Não discutirei aqui as premissas de Boaventura. José Paulo Netto já o fez excelentemente, em trabalho sobre Lukács e a ontologia do ser social. Partirei dos pressupostos de Sousa Santos para a prometida recensão de seu recente artigo, que culmina com a tal virada do título desta coluna.
Boaventura, fiel a seu multiculturalismo, afirma que a atual pandemia abre às sociedades diversas alternativas para que se adaptem a novos modos de viver, num retorno à “normalidade” não muito normal. Isso posto, ressalva que tal regresso não será “igualmente fácil para todos”. Por quê? Porque a normalidade anterior à pandemia já era questionável pela desigualdade social, pela democracia pouco democrática praticada, em poucas palavras, pelo caos capitalista em que se vivia. Para o sociólogo luso foi essa normalidade contraditória “que conduziu à pandemia” e – pergunta ele – “conduzirá a outras no futuro?”
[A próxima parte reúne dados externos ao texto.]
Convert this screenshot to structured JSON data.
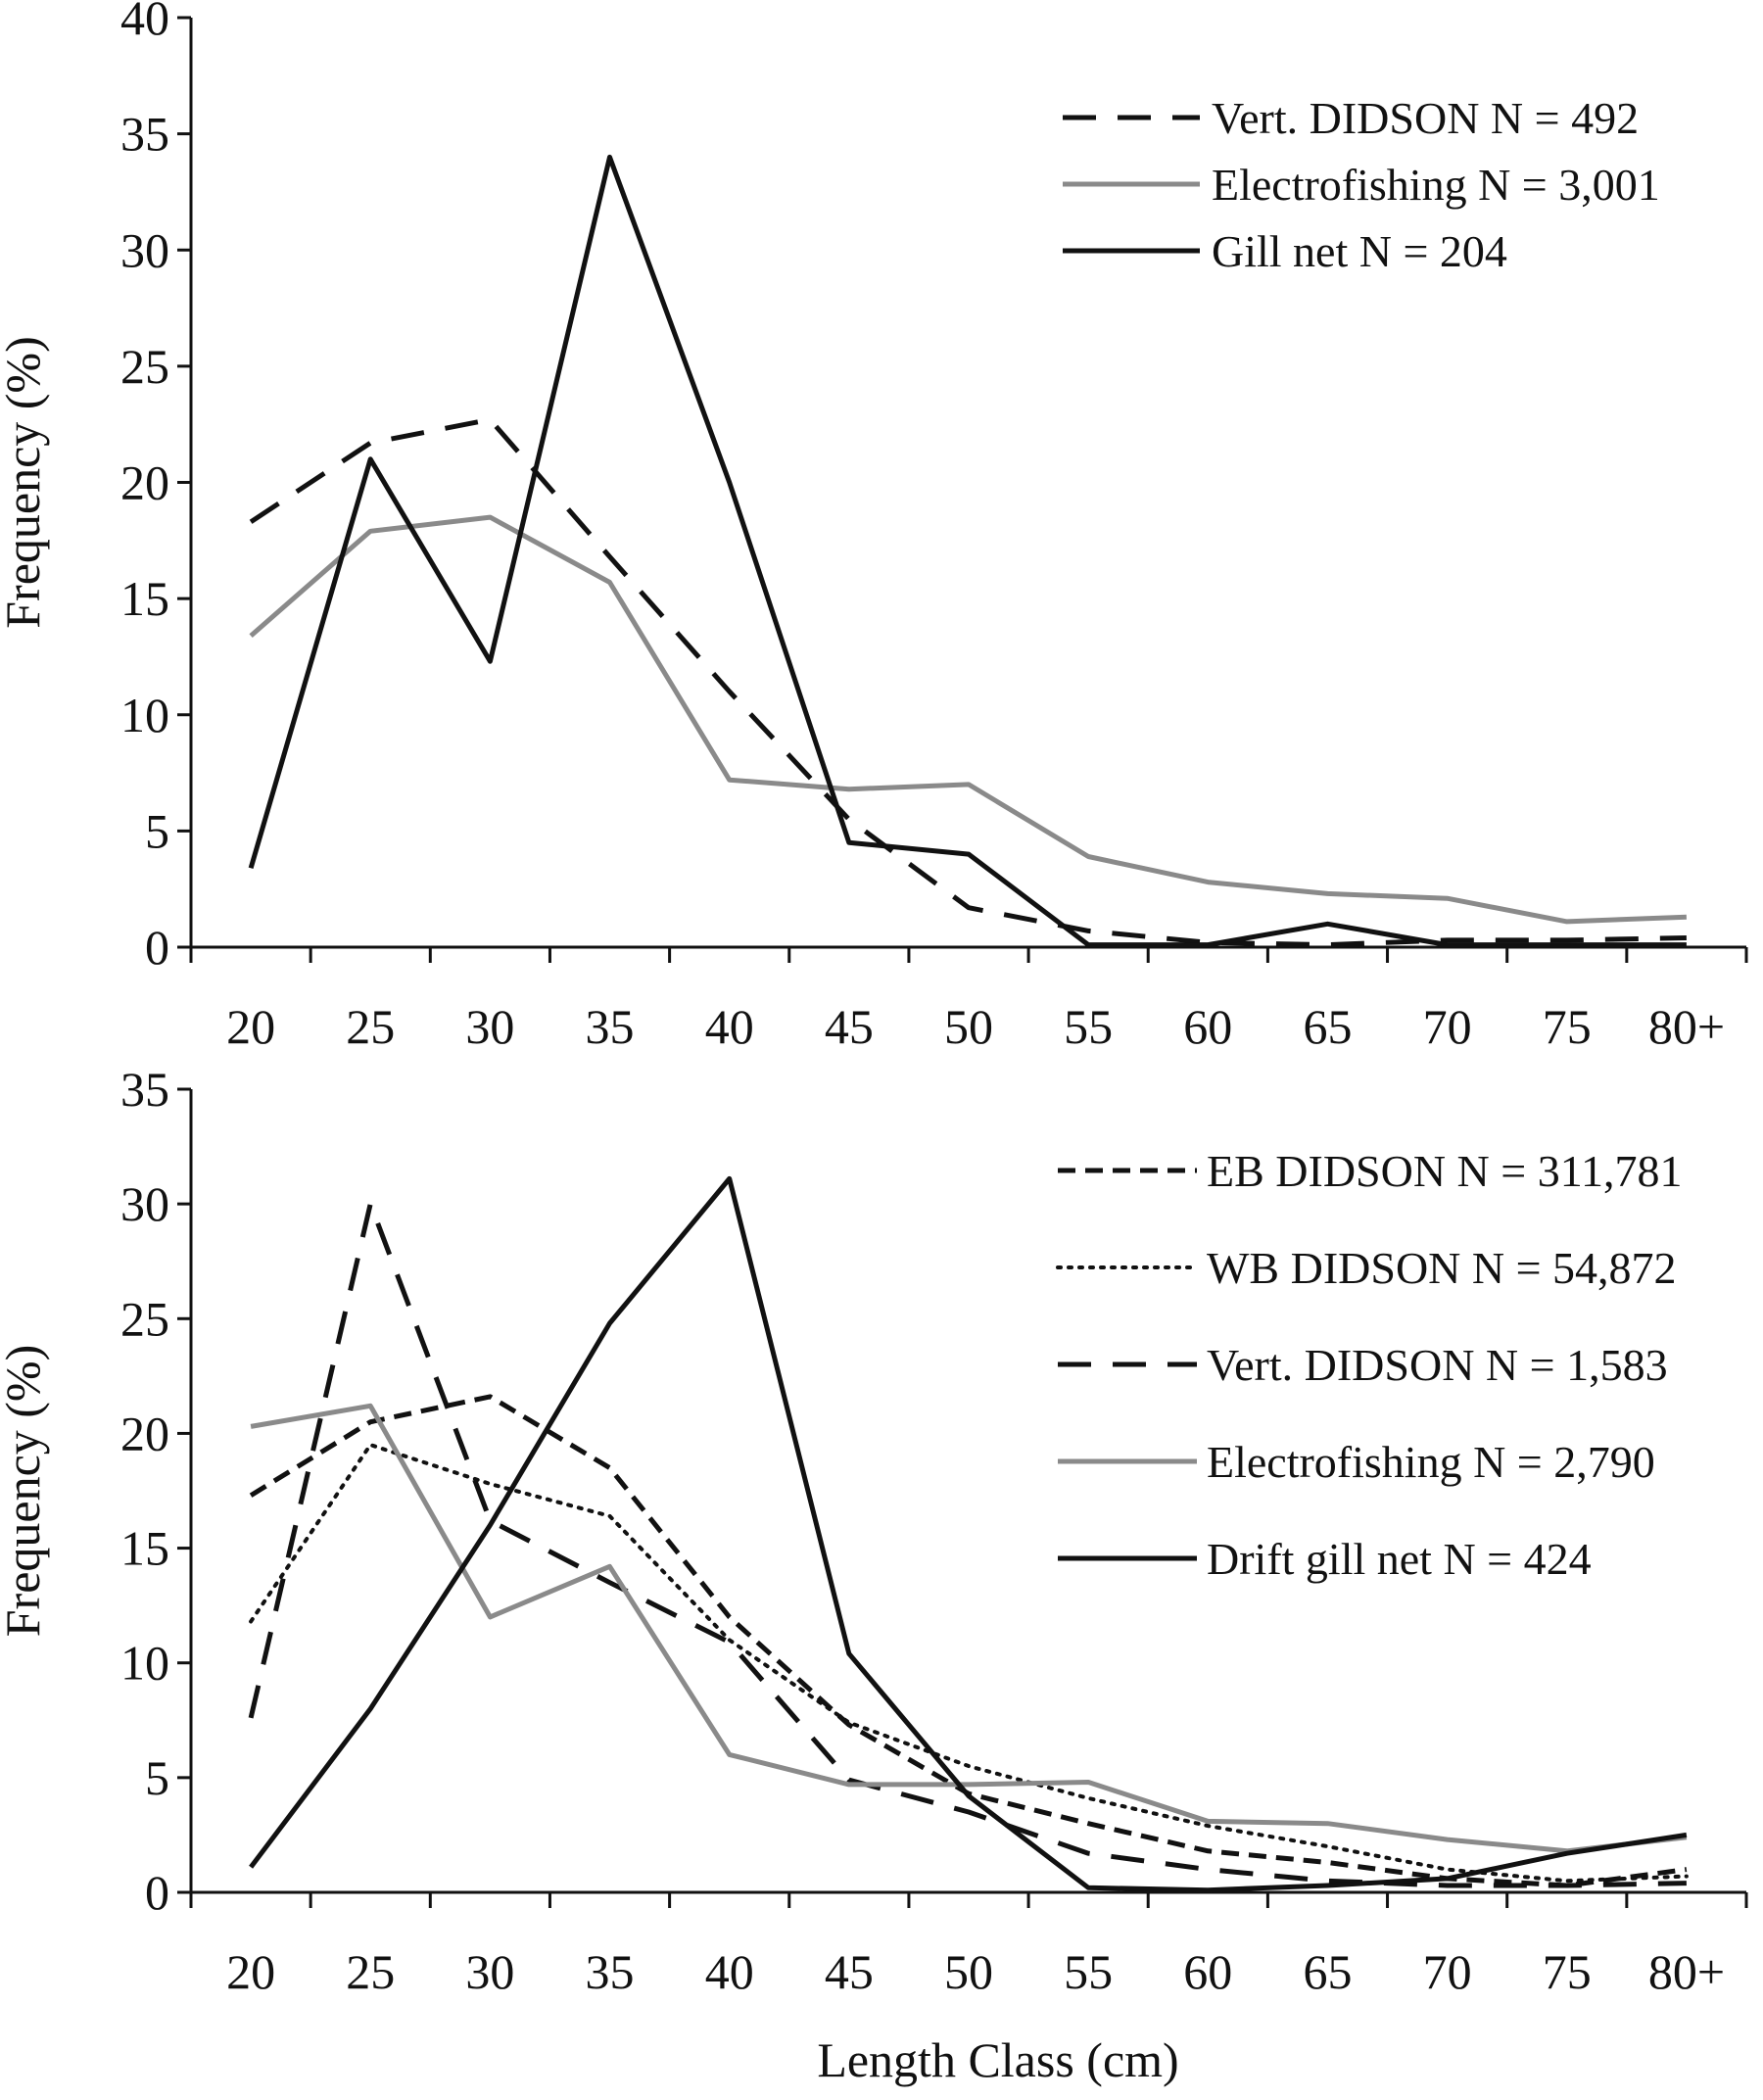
{
  "chart_data": [
    {
      "type": "line",
      "title": "",
      "xlabel": "",
      "ylabel": "Frequency (%)",
      "categories": [
        "20",
        "25",
        "30",
        "35",
        "40",
        "45",
        "50",
        "55",
        "60",
        "65",
        "70",
        "75",
        "80+"
      ],
      "ylim": [
        0,
        40
      ],
      "yticks": [
        0,
        5,
        10,
        15,
        20,
        25,
        30,
        35,
        40
      ],
      "grid": false,
      "legend_position": "top-right",
      "series": [
        {
          "name": "Vert. DIDSON  N = 492",
          "style": "dashed",
          "color": "#111111",
          "values": [
            18.3,
            21.7,
            22.7,
            16.8,
            11.0,
            5.5,
            1.7,
            0.7,
            0.2,
            0.1,
            0.3,
            0.3,
            0.4
          ]
        },
        {
          "name": "Electrofishing N = 3,001",
          "style": "solid",
          "color": "#8a8a8a",
          "values": [
            13.4,
            17.9,
            18.5,
            15.7,
            7.2,
            6.8,
            7.0,
            3.9,
            2.8,
            2.3,
            2.1,
            1.1,
            1.3
          ]
        },
        {
          "name": "Gill net N = 204",
          "style": "solid",
          "color": "#111111",
          "values": [
            3.4,
            21.0,
            12.3,
            34.0,
            20.0,
            4.5,
            4.0,
            0.1,
            0.1,
            1.0,
            0.1,
            0.1,
            0.1
          ]
        }
      ]
    },
    {
      "type": "line",
      "title": "",
      "xlabel": "Length Class (cm)",
      "ylabel": "Frequency (%)",
      "categories": [
        "20",
        "25",
        "30",
        "35",
        "40",
        "45",
        "50",
        "55",
        "60",
        "65",
        "70",
        "75",
        "80+"
      ],
      "ylim": [
        0,
        35
      ],
      "yticks": [
        0,
        5,
        10,
        15,
        20,
        25,
        30,
        35
      ],
      "grid": false,
      "legend_position": "top-right",
      "series": [
        {
          "name": "EB DIDSON  N = 311,781",
          "style": "short-dash",
          "color": "#111111",
          "values": [
            17.3,
            20.5,
            21.6,
            18.5,
            12.0,
            7.3,
            4.3,
            3.0,
            1.8,
            1.3,
            0.6,
            0.3,
            1.0
          ]
        },
        {
          "name": "WB DIDSON  N = 54,872",
          "style": "dotted",
          "color": "#111111",
          "values": [
            11.8,
            19.5,
            17.8,
            16.4,
            11.0,
            7.4,
            5.5,
            4.1,
            2.9,
            2.0,
            1.0,
            0.5,
            0.7
          ]
        },
        {
          "name": "Vert. DIDSON  N = 1,583",
          "style": "dashed",
          "color": "#111111",
          "values": [
            7.6,
            30.0,
            16.2,
            13.5,
            10.9,
            4.9,
            3.5,
            1.7,
            1.0,
            0.5,
            0.3,
            0.3,
            0.4
          ]
        },
        {
          "name": "Electrofishing N = 2,790",
          "style": "solid",
          "color": "#8a8a8a",
          "values": [
            20.3,
            21.2,
            12.0,
            14.2,
            6.0,
            4.7,
            4.7,
            4.8,
            3.1,
            3.0,
            2.3,
            1.8,
            2.4
          ]
        },
        {
          "name": "Drift gill  net N = 424",
          "style": "solid",
          "color": "#111111",
          "values": [
            1.1,
            8.0,
            16.0,
            24.8,
            31.1,
            10.4,
            4.2,
            0.2,
            0.1,
            0.3,
            0.6,
            1.7,
            2.5
          ]
        }
      ]
    }
  ]
}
No período anterior à epidemia global, ou pandemia, muitos países viviam ondas de protestos contra as desigualdades, a corrupção e a falta de proteção social. Cessarão tais movimentos? Para ele, com a volta ao normal, os protestos até recrudescerão. Como atender aos reclamos das sociedades?
Para Boaventura, o caminho passa pela organização da cidadania, “partidos políticos, movimentos e organizações sociais, mobilização espontânea de cidadãos e cidadãs”. Organizada, a cidadania terá que superar “a separação entre processos políticos e processos civilizatórios”, como se a tomada do poder e a adoção de políticas de defesa do ambiente ou de identidade de gênero fossem divididas por um muro simbólico intransponível. Em outras palavras, a esquerda política nada teria a ver com posturas ecológicas ou igualitárias de gênero. Essa separação implicava a ideia de que “não havia alternativa ao capitalismo e a tudo o que ele acarreta”. As esquerdas engoliram a isca, caíram na armadilha.
Por isso, Boaventura propõe uma virada completa em direção a “uma nova articulação entre os processos políticos e os processos civilizatórios”. Nas suas palavras, “uma viragem epistemológica, cultural e ideológica que sustente as soluções políticas, econômicas e sociais que garantam a continuidade da vida humana digna no planeta”. Essa virada, ou viragem, é o exato oposto da “viradeira” de Dona Maria I, que fez Portugal regredir ao momento anterior aos feitos ilustres de Dom José I e de seu ministro o Marquês de Pombal.
Para promover a virada, ou viragem, ou viradeira, é preciso atender ao apelo do título de um dos livros de Boaventura de Sousa Santos: “Esquerdas do mundo: uni-vos”.